The states ignored the new requirements, so Dole, with backing from key members of Congress, informed states that unless they passed legislation to conform to the new regulations, their highway money would be withdrawn until they did. (States collect tax money for roads from gasoline sales and other fuel sales and send it to Washington where the cash is allocated back to the states.)
The states capitulated to federal extortion. The drinking age was set everywhere at 21 years old, even for beer. And the new laws are loose enough that targeted roadblocks -- a practice more in line with Nazi Germany and Soviet Russia than the United States -- are commonplace. Once stopped by police, citizens are dragged handcuffed and helpless into a Kafkaesque nightmare where individual rights evaporate.
But the drinking age provisions are causing another deep-seated violation of what the framers called "natural law": the necessity that rules and regulations make common sense. As almost any parent can tell you, wagging a finger at an 18-year-old heading for college -- or to risk his life in the armed services -- with the dire warning not to drink a beer is ludicrous.

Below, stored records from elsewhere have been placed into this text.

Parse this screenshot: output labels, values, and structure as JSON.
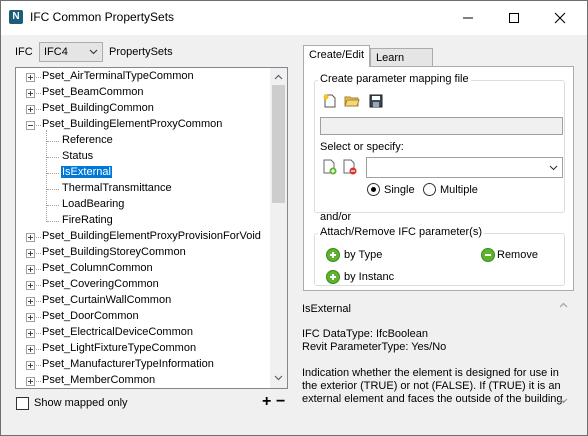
{
  "window": {
    "title": "IFC Common PropertySets",
    "logo_letter": "N"
  },
  "ifc": {
    "label": "IFC",
    "version": "IFC4",
    "propertysets_label": "PropertySets"
  },
  "tree": {
    "items": [
      {
        "label": "Pset_AirTerminalTypeCommon",
        "level": 0,
        "expander": "plus"
      },
      {
        "label": "Pset_BeamCommon",
        "level": 0,
        "expander": "plus"
      },
      {
        "label": "Pset_BuildingCommon",
        "level": 0,
        "expander": "plus"
      },
      {
        "label": "Pset_BuildingElementProxyCommon",
        "level": 0,
        "expander": "minus"
      },
      {
        "label": "Reference",
        "level": 1
      },
      {
        "label": "Status",
        "level": 1
      },
      {
        "label": "IsExternal",
        "level": 1,
        "selected": true
      },
      {
        "label": "ThermalTransmittance",
        "level": 1
      },
      {
        "label": "LoadBearing",
        "level": 1
      },
      {
        "label": "FireRating",
        "level": 1
      },
      {
        "label": "Pset_BuildingElementProxyProvisionForVoid",
        "level": 0,
        "expander": "plus"
      },
      {
        "label": "Pset_BuildingStoreyCommon",
        "level": 0,
        "expander": "plus"
      },
      {
        "label": "Pset_ColumnCommon",
        "level": 0,
        "expander": "plus"
      },
      {
        "label": "Pset_CoveringCommon",
        "level": 0,
        "expander": "plus"
      },
      {
        "label": "Pset_CurtainWallCommon",
        "level": 0,
        "expander": "plus"
      },
      {
        "label": "Pset_DoorCommon",
        "level": 0,
        "expander": "plus"
      },
      {
        "label": "Pset_ElectricalDeviceCommon",
        "level": 0,
        "expander": "plus"
      },
      {
        "label": "Pset_LightFixtureTypeCommon",
        "level": 0,
        "expander": "plus"
      },
      {
        "label": "Pset_ManufacturerTypeInformation",
        "level": 0,
        "expander": "plus"
      },
      {
        "label": "Pset_MemberCommon",
        "level": 0,
        "expander": "plus"
      }
    ]
  },
  "footer": {
    "show_mapped_label": "Show mapped only",
    "show_mapped_checked": false,
    "add_symbol": "+",
    "remove_symbol": "−"
  },
  "tabs": [
    {
      "label": "Create/Edit",
      "active": true
    },
    {
      "label": "Learn more",
      "active": false
    }
  ],
  "create": {
    "group_title": "Create parameter mapping file",
    "file_path": ""
  },
  "select": {
    "label": "Select or specify:",
    "value": "",
    "single_label": "Single",
    "multiple_label": "Multiple",
    "mode": "Single"
  },
  "andor_label": "and/or",
  "attach": {
    "group_title": "Attach/Remove IFC parameter(s)",
    "by_type_label": "by Type",
    "remove_label": "Remove",
    "by_instance_label": "by Instanc"
  },
  "description": {
    "name": "IsExternal",
    "ifc_datatype": "IFC DataType: IfcBoolean",
    "revit_type": "Revit ParameterType: Yes/No",
    "text_lines": [
      "Indication whether the element is designed for use in",
      "the exterior (TRUE) or not (FALSE). If (TRUE) it is an",
      "external element and faces the outside of the building."
    ]
  },
  "colors": {
    "selection": "#0078d7",
    "window_bg": "#f0f0f0",
    "green_button": "#5db32e"
  }
}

Horror stories describing the brutality of law enforcement against college-age kids abound across the land. Even young people who take cabs are not free from the vague and unconstitutional power granted to police for "underage drinking," whether driving or not. It is an extreme violation of the concept of a free country to be arrested for being in a state influenced by anything if no one is harmed and there is no probable cause and reasonable suspicion the subject under the influence has committed a crime. Now we are very close to the Stalin-like enforcement of how people should behave privately, or even how to think. The weight of the state is crushing us down in the name of a moral cause.
So what do college-age kids do? They remove themselves from social contact and binge, creating another set of dangerous consequences to the culture. Instead of learning to drink responsibly in public at age 18, young people are sequestering themselves from interaction and creating a separate dimension of behavior and values containing a deep resentment of a society that treats them like fools. This binge-drinking phenomenon has caused college presidents to state publicly that the drinking age needs to be lowered.

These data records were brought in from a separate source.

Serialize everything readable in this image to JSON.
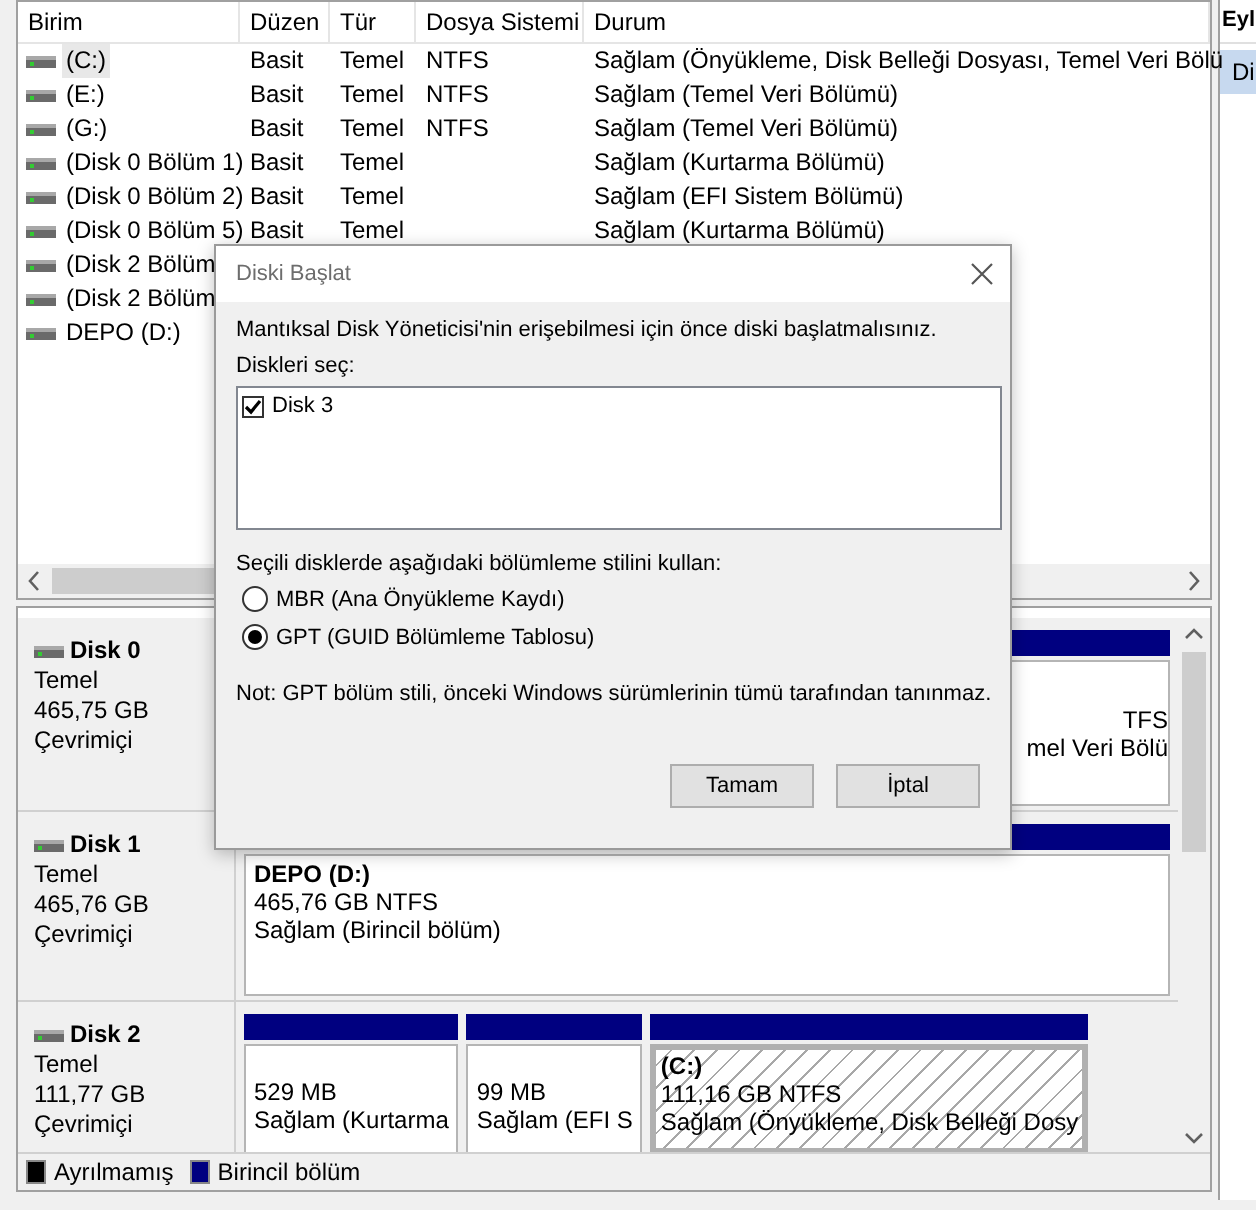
{
  "volumes": {
    "columns": [
      "Birim",
      "Düzen",
      "Tür",
      "Dosya Sistemi",
      "Durum"
    ],
    "rows": [
      {
        "selected": true,
        "cells": [
          "(C:)",
          "Basit",
          "Temel",
          "NTFS",
          "Sağlam (Önyükleme, Disk Belleği Dosyası, Temel Veri Bölü"
        ]
      },
      {
        "selected": false,
        "cells": [
          "(E:)",
          "Basit",
          "Temel",
          "NTFS",
          "Sağlam (Temel Veri Bölümü)"
        ]
      },
      {
        "selected": false,
        "cells": [
          "(G:)",
          "Basit",
          "Temel",
          "NTFS",
          "Sağlam (Temel Veri Bölümü)"
        ]
      },
      {
        "selected": false,
        "cells": [
          "(Disk 0 Bölüm 1)",
          "Basit",
          "Temel",
          "",
          "Sağlam (Kurtarma Bölümü)"
        ]
      },
      {
        "selected": false,
        "cells": [
          "(Disk 0 Bölüm 2)",
          "Basit",
          "Temel",
          "",
          "Sağlam (EFI Sistem Bölümü)"
        ]
      },
      {
        "selected": false,
        "cells": [
          "(Disk 0 Bölüm 5)",
          "Basit",
          "Temel",
          "",
          "Sağlam (Kurtarma Bölümü)"
        ]
      },
      {
        "selected": false,
        "cells": [
          "(Disk 2 Bölüm",
          "",
          "",
          "",
          ""
        ]
      },
      {
        "selected": false,
        "cells": [
          "(Disk 2 Bölüm",
          "",
          "",
          "",
          ""
        ]
      },
      {
        "selected": false,
        "cells": [
          "DEPO (D:)",
          "",
          "",
          "",
          ""
        ]
      }
    ]
  },
  "disks": [
    {
      "name": "Disk 0",
      "type": "Temel",
      "size": "465,75 GB",
      "status": "Çevrimiçi",
      "partitions": [
        {
          "size": "TFS",
          "status": "mel Veri Bölü",
          "selected": false,
          "hatched": false
        }
      ]
    },
    {
      "name": "Disk 1",
      "type": "Temel",
      "size": "465,76 GB",
      "status": "Çevrimiçi",
      "partitions": [
        {
          "label": "DEPO  (D:)",
          "size": "465,76 GB NTFS",
          "status": "Sağlam (Birincil bölüm)",
          "selected": false,
          "hatched": false
        }
      ]
    },
    {
      "name": "Disk 2",
      "type": "Temel",
      "size": "111,77 GB",
      "status": "Çevrimiçi",
      "partitions": [
        {
          "size": "529 MB",
          "status": "Sağlam (Kurtarma",
          "selected": false,
          "hatched": false
        },
        {
          "size": "99 MB",
          "status": "Sağlam (EFI S",
          "selected": false,
          "hatched": false
        },
        {
          "label": "(C:)",
          "size": "111,16 GB NTFS",
          "status": "Sağlam (Önyükleme, Disk Belleği Dosy",
          "selected": true,
          "hatched": true
        }
      ]
    }
  ],
  "legend": [
    {
      "label": "Ayrılmamış",
      "color": "#000000"
    },
    {
      "label": "Birincil bölüm",
      "color": "#000080"
    }
  ],
  "side_panel": {
    "title": "Eyl",
    "items": [
      {
        "label": "Di",
        "selected": true
      }
    ]
  },
  "dialog": {
    "title": "Diski Başlat",
    "message": "Mantıksal Disk Yöneticisi'nin erişebilmesi için önce diski başlatmalısınız.",
    "list_label": "Diskleri seç:",
    "disks": [
      {
        "label": "Disk 3",
        "checked": true
      }
    ],
    "style_label": "Seçili disklerde aşağıdaki bölümleme stilini kullan:",
    "options": [
      {
        "label": "MBR (Ana Önyükleme Kaydı)",
        "selected": false
      },
      {
        "label": "GPT (GUID Bölümleme Tablosu)",
        "selected": true
      }
    ],
    "note": "Not: GPT bölüm stili, önceki Windows sürümlerinin tümü tarafından tanınmaz.",
    "buttons": [
      "Tamam",
      "İptal"
    ]
  }
}
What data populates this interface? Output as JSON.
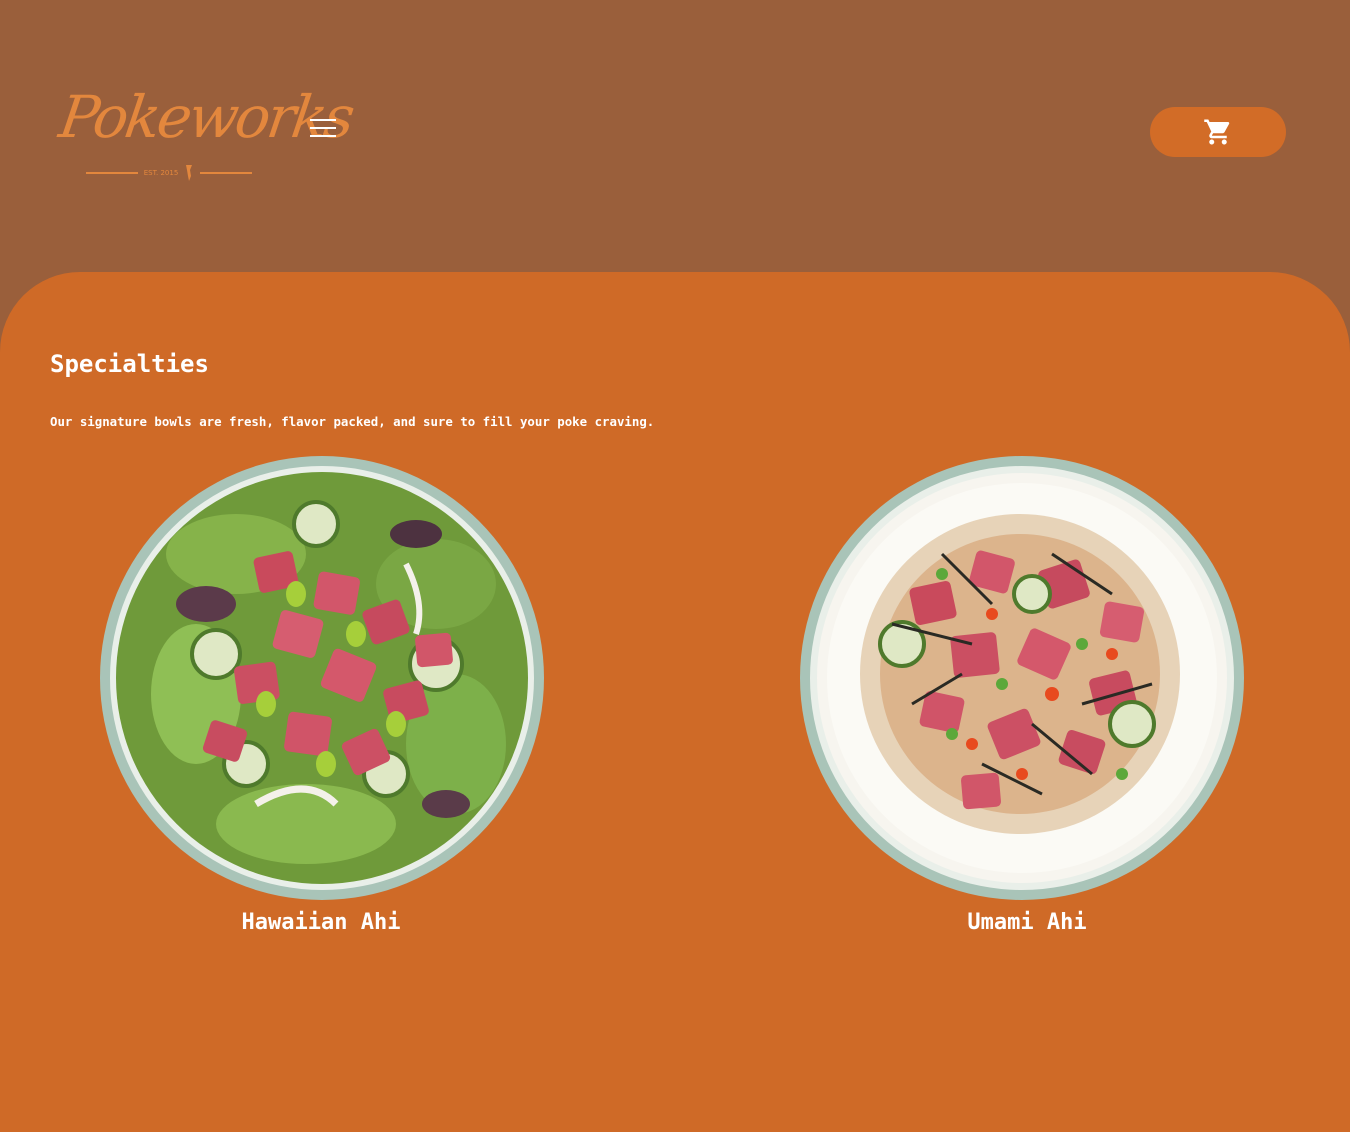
{
  "brand": {
    "name": "Pokeworks",
    "tagline": "EST. 2015",
    "color": "#e3873d"
  },
  "header": {
    "menu_icon": "hamburger-menu-icon",
    "cart_icon": "shopping-cart-icon",
    "background": "#9a5f3b",
    "cart_button_color": "#d26c27"
  },
  "specialties": {
    "title": "Specialties",
    "subtitle": "Our signature bowls are fresh, flavor packed, and sure to fill your poke craving.",
    "background": "#cf6a27",
    "items": [
      {
        "name": "Hawaiian Ahi",
        "image": "hawaiian-ahi-bowl"
      },
      {
        "name": "Umami Ahi",
        "image": "umami-ahi-bowl"
      }
    ]
  }
}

As for the young adults, they view the police as their enemy -- a disturbing attitude to develop. Drinking to them is not viewed as a pleasing social lubricant. Rather it is a means to alter reality. This mocking contempt for society has infiltrated the popular media where kids on TV and in movies have become surly and contemptuous of our formerly shared values. I point to South Park and rest my case.
Darren Clarke didn't stand for it, so why do we?
Bernie Reeves is Editor & Publisher, Raleigh Metro Magazine, and Founder, Raleigh Spy Conference.